En 1978, tras veinte años fuera de la ciudad, los gauchos de Cesáreo B. de Quirós volvieron a exhibirse en el Rosa Galisteo. La muestra reavivó una discusión sobre el lugar del patrimonio artístico y su relación con el interior del país.

El 21 de abril de 1978, El Litoral publicó un artículo sobre el regreso a la ciudad de una de las series emblemáticas del arte argentino, los gauchos de Cesáreo Bernaldo de Quirós.
Se trata de un conjunto de 28 pinturas de gran formato que, luego de dos décadas fuera de Santa Fe, volvían a exhibirse en el Museo Provincial Rosa Galisteo de Rodríguez.
La nota informa sobre el acontecimiento artístico y propone a la vez una reflexión sobre el lugar de la obra de Quirós en la construcción de la identidad cultural argentina y su vínculo con la ciudad.
Según consigna el diario, las pinturas habían dejado Santa Fe veinte años antes, luego de haber permanecido durante largo tiempo en el museo provincial, donde despertaron el interés de un público amplio, tanto local como visitante.
La serie (integrada por obras como "Lanzas y guitarras", "El hombre de los arreos" y "El carneador") es definida como un conjunto de escenas de la vida rural que son "testimonios de una tradición argentina".
Las obras habían sido depositadas en el Museo Nacional de Bellas Artes por decisión de los herederos del artista, y su retorno a Santa Fe era en carácter de préstamo.
El artículo también recupera una interpretación del historiador del arte Horacio Caillet-Bois, quien ubica a Quirós dentro de un proceso más amplio de construcción cultural en el país.
"Quirós representa (…) un intento de pintura nacional", afirma, en paralelo con figuras como Leopoldo Lugones en la literatura o Florencio Sánchez en el teatro.
Esta lectura, retomada en análisis más recientes publicados por la sección de Arte de El Litoral, permite entender la obra del pintor en relación con una búsqueda que atravesó el cambio de siglo en Argentina, la necesidad de representar lo propio, lo local, lo identitario.

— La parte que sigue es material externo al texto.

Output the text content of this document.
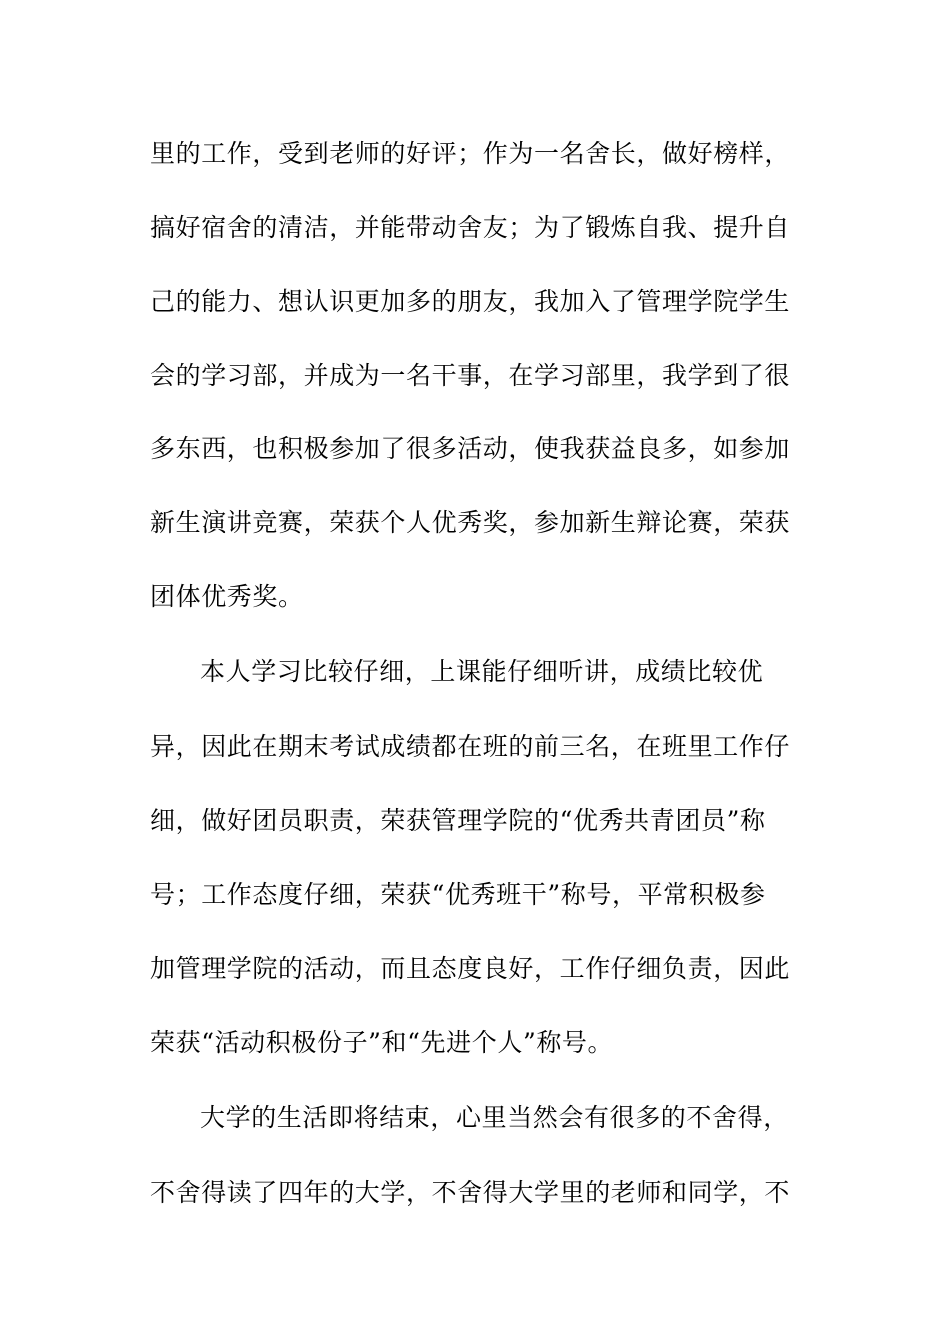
里的工作，受到老师的好评；作为一名舍长，做好榜样，
搞好宿舍的清洁，并能带动舍友；为了锻炼自我、提升自
己的能力、想认识更加多的朋友，我加入了管理学院学生
会的学习部，并成为一名干事，在学习部里，我学到了很
多东西，也积极参加了很多活动，使我获益良多，如参加
新生演讲竞赛，荣获个人优秀奖，参加新生辩论赛，荣获
团体优秀奖。
本人学习比较仔细，上课能仔细听讲，成绩比较优
异，因此在期末考试成绩都在班的前三名，在班里工作仔
细，做好团员职责，荣获管理学院的“优秀共青团员”称
号；工作态度仔细，荣获“优秀班干”称号，平常积极参
加管理学院的活动，而且态度良好，工作仔细负责，因此
荣获“活动积极份子”和“先进个人”称号。
大学的生活即将结束，心里当然会有很多的不舍得，
不舍得读了四年的大学，不舍得大学里的老师和同学，不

A pesar de su proyección internacional, con exposiciones en Europa y Estados Unidos, la obra de Quirós mantuvo una fuerte anclaje en la iconografía del gaucho.
Un aspecto interesante del texto publicado en 1978 es el planteo de una discusión que excede el hecho puntual de la muestra, la posibilidad de que las obras de Quirós permanezcan en Santa Fe.
El Litoral sugiere la necesidad de impulsar gestiones para lograr una cesión más prolongada de la serie, e incluso propone la creación de un museo dedicado al artista.
Este planteo se inscribe en un debate mucho más amplio sobre la distribución del patrimonio cultural en Argentina, especialmente en relación a la centralización de obras en instituciones nacionales.
Por eso, a casi cincuenta años de su publicación, el artículo conserva relevancia tanto por la información que aporta como por las discusiones que plantea.
El regreso de los gauchos de Quirós a Santa Fe fue, en su momento, un acontecimiento artístico importante. Pero también fue como punto de partida para reflexionar sobre la relación entre arte, identidad y territorio.